Il messaggio in questione, che non era mai stato compreso, si riferirebbe a Paola Diener, figlia di Joseph Diener, che fu responsabile dell’Archivio segreto vaticano. La donna morì folgorata nella vasca da bagno il 5 ottobre 1983: un incidente domestico che, a dire di Marco Accetti, fotografo romano che si autoaccusò del sequestro Orlandi, fu sfruttato per esercitare pressioni sul Vaticano nell’ambito della commissione bilaterale sullo Ior che, a cavallo tra l’estate e l’inizio dell’autunno 1983, aveva delle scadenze per la consegna dei risultati, come riporta un articolo di Fabrizio Peronaci sul Corriere della Sera.

A differenza di Emanuela e di Mirella - dichiarò Accetti circa 10 anni or sono, in tempi non sospetti quindi - la Diener non doveva essere sequestrata, ma utilizzata a fini di ricatto. Ci serviva una nuova donna per influire sui lavori della Commissione bilaterale riguardante i fatti dell'Istituto opere di religione, che avrebbe dovuto consegnare i risultati entro il 30 settembre 1983”. Ecco qui quindi il presunto trait d’union, quel tassello mancante sul sequestro di Mirella Gregori su cui ci si è interrogati a lungo: in pratica, secondo Accetti, sia Orlandi che Gregori sarebbero state rapite per esercitare pressioni sui membri vaticani della commissione bilaterale sullo Ior. Sempre che queste circostanze siano provate dagli inquirenti.

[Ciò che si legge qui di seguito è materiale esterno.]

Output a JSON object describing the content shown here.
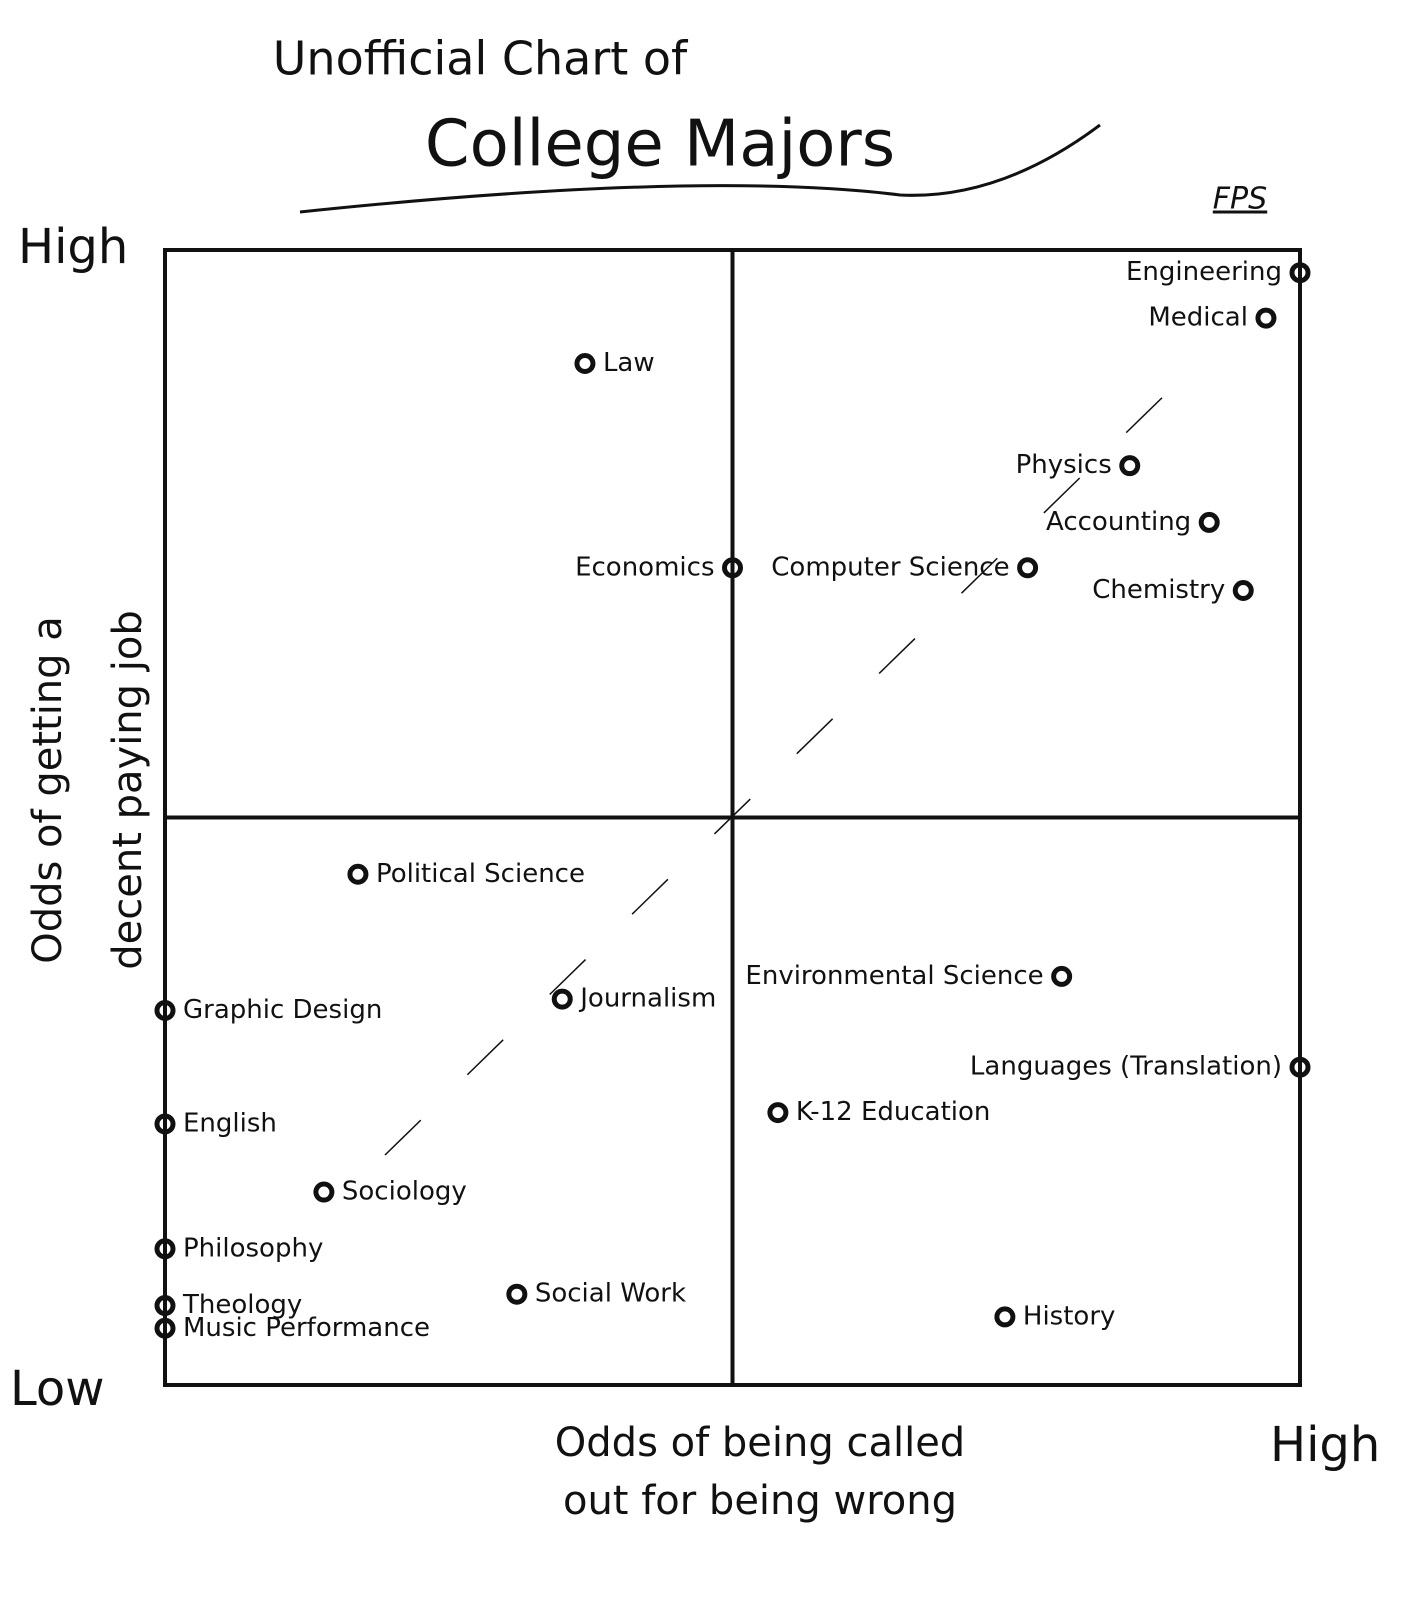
{
  "chart_data": {
    "type": "scatter",
    "title": "Unofficial Chart of",
    "subtitle": "College Majors",
    "signature": "FPS",
    "x_label": [
      "Odds of being called",
      "out for being wrong"
    ],
    "y_label": [
      "Odds of getting a",
      "decent paying job"
    ],
    "y_high_label": "High",
    "y_low_label": "Low",
    "x_high_label": "High",
    "color": "#111111",
    "xlim": [
      0,
      100
    ],
    "ylim": [
      0,
      100
    ],
    "labels": [
      "Engineering",
      "Medical",
      "Law",
      "Physics",
      "Accounting",
      "Economics",
      "Computer Science",
      "Chemistry",
      "Political Science",
      "Journalism",
      "Graphic Design",
      "Environmental Science",
      "Languages (Translation)",
      "K-12 Education",
      "English",
      "Sociology",
      "Philosophy",
      "Social Work",
      "Theology",
      "Music Performance",
      "History"
    ],
    "x": [
      100,
      97,
      37,
      85,
      92,
      50,
      76,
      95,
      17,
      35,
      0,
      79,
      100,
      54,
      0,
      14,
      0,
      31,
      0,
      0,
      74
    ],
    "values": [
      98,
      94,
      90,
      81,
      76,
      72,
      72,
      70,
      45,
      34,
      33,
      36,
      28,
      24,
      23,
      17,
      12,
      8,
      7,
      5,
      6
    ]
  }
}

Il 30 giugno 1983 - disse ancora Accetti in un passato interrogatorio - la commissione incaricata di risolvere il contenzioso Ior-Ambrosiano avrebbe dovuto esprimere un parere definitivo e risolutivo sulla vertenza, ma venne aggiornata. I lavori furono rinviati sine die. Tale decisione ci insospettì, per cui le due ragazze vennero ulteriormente trattenute in attesa di comprendere le ragioni del rinvio”.

Paola Diener invece non doveva essere sequestrata: sarebbe stata solo attenzionata per via della sua famiglia, ma l’incidente domestico colse di sorpresa i rapitori, che tra l’altro ne avrebbero appreso dalla stampa, nonostante le dichiarazioni di Accetti, secondo cui sarebbero state piazzate delle cimici in casa Diener.

Ritenemmo il fatto assolutamente incidentale - spiegò Accetti riferendosi alla morte di Diener - ma lo sfruttammo per far credere che fosse nostra opera, citandolo in uno dei nostri comunicati. […] Fotografammo il viso della Diener presso la camera ardente e lo mostrammo a chi di dovere”. Naturalmente starà agli inquirenti valutare se riascoltare Accetti e ritenerlo attendibile o no.